We are working on a multi practice healthcare webform system. Patients will be asked to fill in a questionnaire about their health status during treatment on a regular basis. Forena will be used to graphically report status improvements.
Access to patient submissions_data is only allowed for practitioners from the same practice (that is involved in the treatment).
We have implemented the webform module in a way that patient can enter questionnaires and practitioners can view all webform results. This works great, only practitioners have now access to all patient data, not only from 'their own' practice.
As both patients and practitioners have a field 'practice' in their user fields, we would like to filter the results presented by the Webform module based on the practice fields of the current user and the practice field of the user who made the submission.
Nb. the practice field are protected against changes by the user with a rule in the Rules module.

As a first step we have used the Views_php module to enter a php filter in the view submissions as used by the Webform module.

But we still have a "leak" now as in theory practitioners can find patient results by "hacking" the url or, worse even, use the download to download all patient responses.

Would anyone know a better way to implement this submission_data access control requirement?

Any help would be great !

Thanks

Comments

LeoVe’s picture

LeoVe CreditAttribution: LeoVe commented
Issue summary: View changes
DanChadwick’s picture

DanChadwick CreditAttribution: DanChadwick commented

First, this scares the crap out of me. I don't know what country and rules you have to live by, but in the US there are very serious fines for privacy violation of the HIPAA act.

I suggest that you look through the API file to see what would work for you.
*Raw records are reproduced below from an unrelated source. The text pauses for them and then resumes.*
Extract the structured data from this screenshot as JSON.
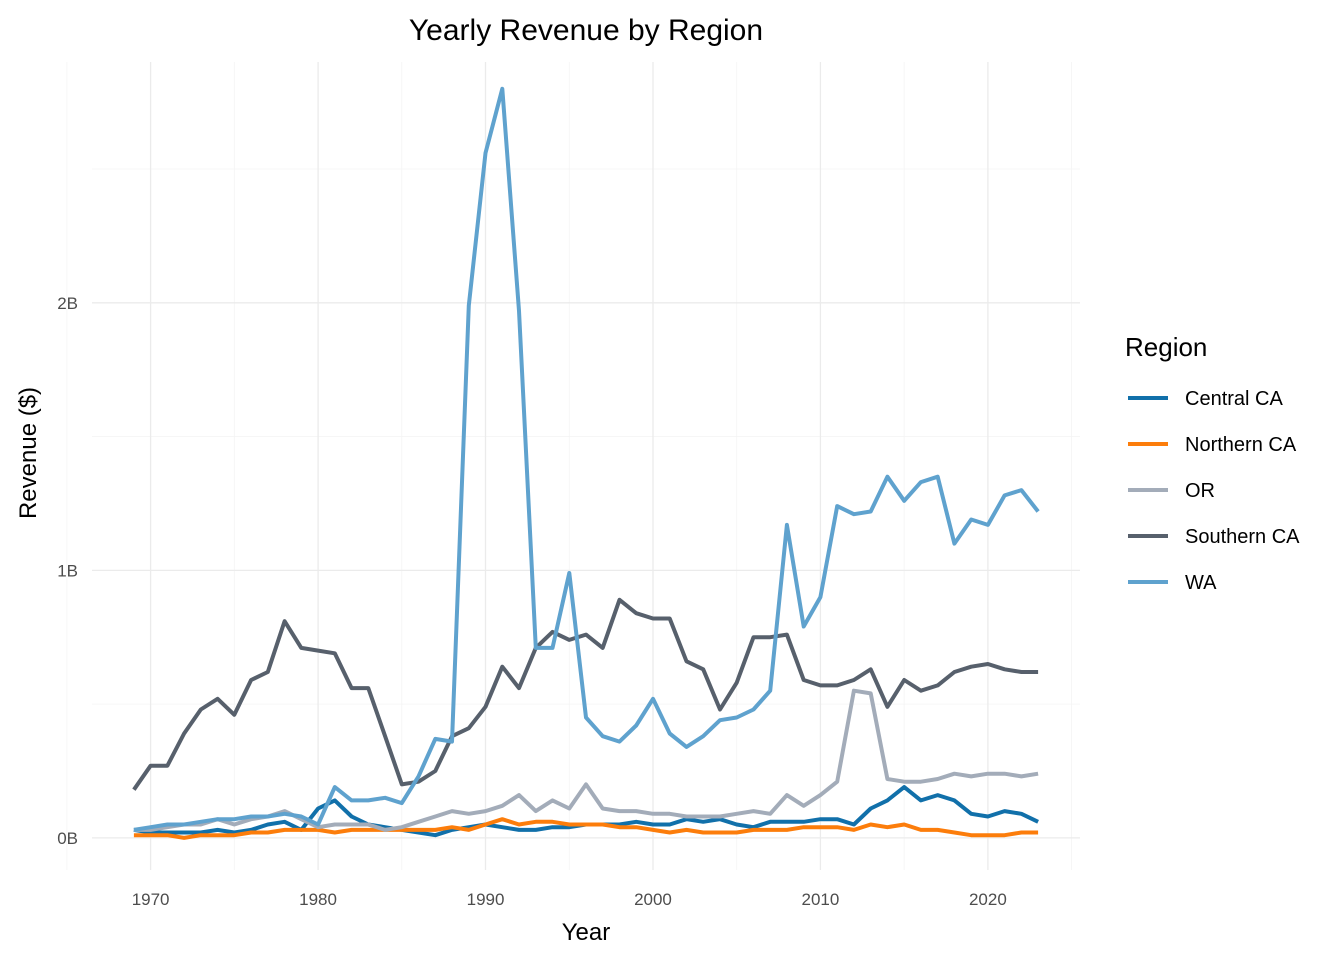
{
  "chart_data": {
    "type": "line",
    "title": "Yearly Revenue by Region",
    "xlabel": "Year",
    "ylabel": "Revenue ($)",
    "xlim": [
      1966.5,
      2025.5
    ],
    "ylim": [
      -0.12,
      2.9
    ],
    "y_unit": "billions",
    "x_ticks": [
      1970,
      1980,
      1990,
      2000,
      2010,
      2020
    ],
    "x_tick_labels": [
      "1970",
      "1980",
      "1990",
      "2000",
      "2010",
      "2020"
    ],
    "y_ticks": [
      0,
      1,
      2
    ],
    "y_tick_labels": [
      "0B",
      "1B",
      "2B"
    ],
    "grid": true,
    "legend": {
      "title": "Region",
      "position": "right"
    },
    "x": [
      1969,
      1970,
      1971,
      1972,
      1973,
      1974,
      1975,
      1976,
      1977,
      1978,
      1979,
      1980,
      1981,
      1982,
      1983,
      1984,
      1985,
      1986,
      1987,
      1988,
      1989,
      1990,
      1991,
      1992,
      1993,
      1994,
      1995,
      1996,
      1997,
      1998,
      1999,
      2000,
      2001,
      2002,
      2003,
      2004,
      2005,
      2006,
      2007,
      2008,
      2009,
      2010,
      2011,
      2012,
      2013,
      2014,
      2015,
      2016,
      2017,
      2018,
      2019,
      2020,
      2021,
      2022,
      2023
    ],
    "series": [
      {
        "name": "Central CA",
        "color": "#1170aa",
        "values": [
          0.03,
          0.02,
          0.02,
          0.02,
          0.02,
          0.03,
          0.02,
          0.03,
          0.05,
          0.06,
          0.03,
          0.11,
          0.14,
          0.08,
          0.05,
          0.04,
          0.03,
          0.02,
          0.01,
          0.03,
          0.04,
          0.05,
          0.04,
          0.03,
          0.03,
          0.04,
          0.04,
          0.05,
          0.05,
          0.05,
          0.06,
          0.05,
          0.05,
          0.07,
          0.06,
          0.07,
          0.05,
          0.04,
          0.06,
          0.06,
          0.06,
          0.07,
          0.07,
          0.05,
          0.11,
          0.14,
          0.19,
          0.14,
          0.16,
          0.14,
          0.09,
          0.08,
          0.1,
          0.09,
          0.06
        ]
      },
      {
        "name": "Northern CA",
        "color": "#fc7d0b",
        "values": [
          0.01,
          0.01,
          0.01,
          0.0,
          0.01,
          0.01,
          0.01,
          0.02,
          0.02,
          0.03,
          0.03,
          0.03,
          0.02,
          0.03,
          0.03,
          0.03,
          0.03,
          0.03,
          0.03,
          0.04,
          0.03,
          0.05,
          0.07,
          0.05,
          0.06,
          0.06,
          0.05,
          0.05,
          0.05,
          0.04,
          0.04,
          0.03,
          0.02,
          0.03,
          0.02,
          0.02,
          0.02,
          0.03,
          0.03,
          0.03,
          0.04,
          0.04,
          0.04,
          0.03,
          0.05,
          0.04,
          0.05,
          0.03,
          0.03,
          0.02,
          0.01,
          0.01,
          0.01,
          0.02,
          0.02
        ]
      },
      {
        "name": "OR",
        "color": "#a3acb9",
        "values": [
          0.03,
          0.03,
          0.04,
          0.05,
          0.05,
          0.07,
          0.05,
          0.07,
          0.08,
          0.1,
          0.07,
          0.04,
          0.05,
          0.05,
          0.05,
          0.03,
          0.04,
          0.06,
          0.08,
          0.1,
          0.09,
          0.1,
          0.12,
          0.16,
          0.1,
          0.14,
          0.11,
          0.2,
          0.11,
          0.1,
          0.1,
          0.09,
          0.09,
          0.08,
          0.08,
          0.08,
          0.09,
          0.1,
          0.09,
          0.16,
          0.12,
          0.16,
          0.21,
          0.55,
          0.54,
          0.22,
          0.21,
          0.21,
          0.22,
          0.24,
          0.23,
          0.24,
          0.24,
          0.23,
          0.24
        ]
      },
      {
        "name": "Southern CA",
        "color": "#57606c",
        "values": [
          0.18,
          0.27,
          0.27,
          0.39,
          0.48,
          0.52,
          0.46,
          0.59,
          0.62,
          0.81,
          0.71,
          0.7,
          0.69,
          0.56,
          0.56,
          0.38,
          0.2,
          0.21,
          0.25,
          0.38,
          0.41,
          0.49,
          0.64,
          0.56,
          0.71,
          0.77,
          0.74,
          0.76,
          0.71,
          0.89,
          0.84,
          0.82,
          0.82,
          0.66,
          0.63,
          0.48,
          0.58,
          0.75,
          0.75,
          0.76,
          0.59,
          0.57,
          0.57,
          0.59,
          0.63,
          0.49,
          0.59,
          0.55,
          0.57,
          0.62,
          0.64,
          0.65,
          0.63,
          0.62,
          0.62
        ]
      },
      {
        "name": "WA",
        "color": "#5fa2ce",
        "values": [
          0.03,
          0.04,
          0.05,
          0.05,
          0.06,
          0.07,
          0.07,
          0.08,
          0.08,
          0.09,
          0.08,
          0.05,
          0.19,
          0.14,
          0.14,
          0.15,
          0.13,
          0.23,
          0.37,
          0.36,
          1.99,
          2.56,
          2.8,
          1.97,
          0.71,
          0.71,
          0.99,
          0.45,
          0.38,
          0.36,
          0.42,
          0.52,
          0.39,
          0.34,
          0.38,
          0.44,
          0.45,
          0.48,
          0.55,
          1.17,
          0.79,
          0.9,
          1.24,
          1.21,
          1.22,
          1.35,
          1.26,
          1.33,
          1.35,
          1.1,
          1.19,
          1.17,
          1.28,
          1.3,
          1.22
        ]
      }
    ]
  }
}
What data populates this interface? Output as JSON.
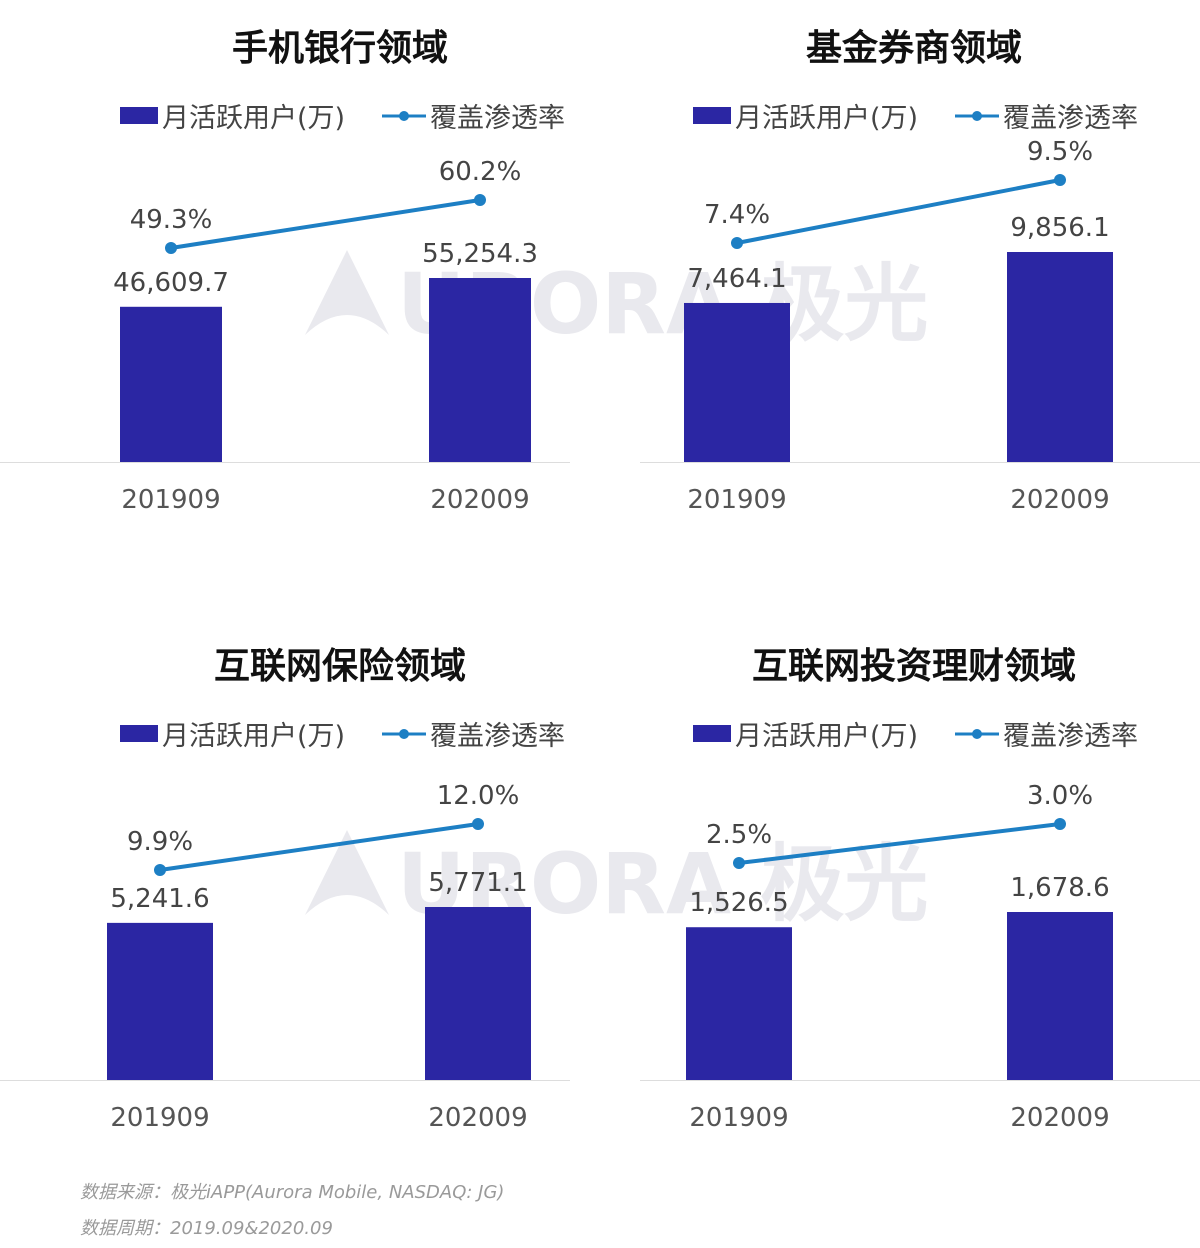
{
  "colors": {
    "bar": "#2b26a3",
    "line": "#1d7fc4",
    "title": "#111111",
    "label": "#444444",
    "tick": "#555555",
    "axis": "#dddddd",
    "watermark": "#e9e9ee"
  },
  "legend": {
    "bar_label": "月活跃用户(万)",
    "line_label": "覆盖渗透率"
  },
  "watermark": {
    "text": "URORA 极光"
  },
  "chart_data": [
    {
      "type": "bar",
      "title": "手机银行领域",
      "categories": [
        "201909",
        "202009"
      ],
      "series": [
        {
          "name": "月活跃用户(万)",
          "type": "bar",
          "values": [
            46609.7,
            55254.3
          ],
          "labels": [
            "46,609.7",
            "55,254.3"
          ]
        },
        {
          "name": "覆盖渗透率",
          "type": "line",
          "values": [
            49.3,
            60.2
          ],
          "labels": [
            "49.3%",
            "60.2%"
          ]
        }
      ]
    },
    {
      "type": "bar",
      "title": "基金券商领域",
      "categories": [
        "201909",
        "202009"
      ],
      "series": [
        {
          "name": "月活跃用户(万)",
          "type": "bar",
          "values": [
            7464.1,
            9856.1
          ],
          "labels": [
            "7,464.1",
            "9,856.1"
          ]
        },
        {
          "name": "覆盖渗透率",
          "type": "line",
          "values": [
            7.4,
            9.5
          ],
          "labels": [
            "7.4%",
            "9.5%"
          ]
        }
      ]
    },
    {
      "type": "bar",
      "title": "互联网保险领域",
      "categories": [
        "201909",
        "202009"
      ],
      "series": [
        {
          "name": "月活跃用户(万)",
          "type": "bar",
          "values": [
            5241.6,
            5771.1
          ],
          "labels": [
            "5,241.6",
            "5,771.1"
          ]
        },
        {
          "name": "覆盖渗透率",
          "type": "line",
          "values": [
            9.9,
            12.0
          ],
          "labels": [
            "9.9%",
            "12.0%"
          ]
        }
      ]
    },
    {
      "type": "bar",
      "title": "互联网投资理财领域",
      "categories": [
        "201909",
        "202009"
      ],
      "series": [
        {
          "name": "月活跃用户(万)",
          "type": "bar",
          "values": [
            1526.5,
            1678.6
          ],
          "labels": [
            "1,526.5",
            "1,678.6"
          ]
        },
        {
          "name": "覆盖渗透率",
          "type": "line",
          "values": [
            2.5,
            3.0
          ],
          "labels": [
            "2.5%",
            "3.0%"
          ]
        }
      ]
    }
  ],
  "footer": {
    "source": "数据来源：极光iAPP(Aurora Mobile, NASDAQ: JG)",
    "period": "数据周期：2019.09&2020.09"
  }
}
There is a submission access hook, if I'm not mistaken. I also suspect that creating your own views with your own privacy protections would be the way to go.

I can't offer you much more site building help beyond that. I'm marking this as fixed, but I'm hoping maybe other webform users can help.

Note: Nothing in this message should be construed as advice or expert opinion about how you should build your site. I have not reviewed the requirements and have not studied the issues.

LeoVe’s picture

LeoVe CreditAttribution: LeoVe commented

Dan,
Thanks for your reaction. For your info: we won't go live if we haven't closed the practitioner 'leaks'. There is no access for anonymous users other then logon and access for logged on patients to only enter submissions and view and edit their own submissions.

I wondered, were you scared because we chose to use Drupal for a system like this?

Thanks Dan

DanChadwick’s picture

DanChadwick CreditAttribution: DanChadwick commented

I'm scared because the penalty for a security mistake is fines immense. As Dries famously said, open source software is always a little broken. It isn't anyone's job to make Drupal perfect.

DanChadwick’s picture

DanChadwick CreditAttribution: DanChadwick commented
Status: Active » Fixed
LeoVe’s picture

LeoVe CreditAttribution: LeoVe commented

Thanks Dan,

Hook_webform_submission_access did the trick.

Just denying access to submissions in the ui and conditional granting access by the access rules in the hook module.

We'll discuss your thoughts with the responsible healthcare institutions.

Status: Fixed » Closed (fixed)

Automatically closed - issue fixed for 2 weeks with no activity.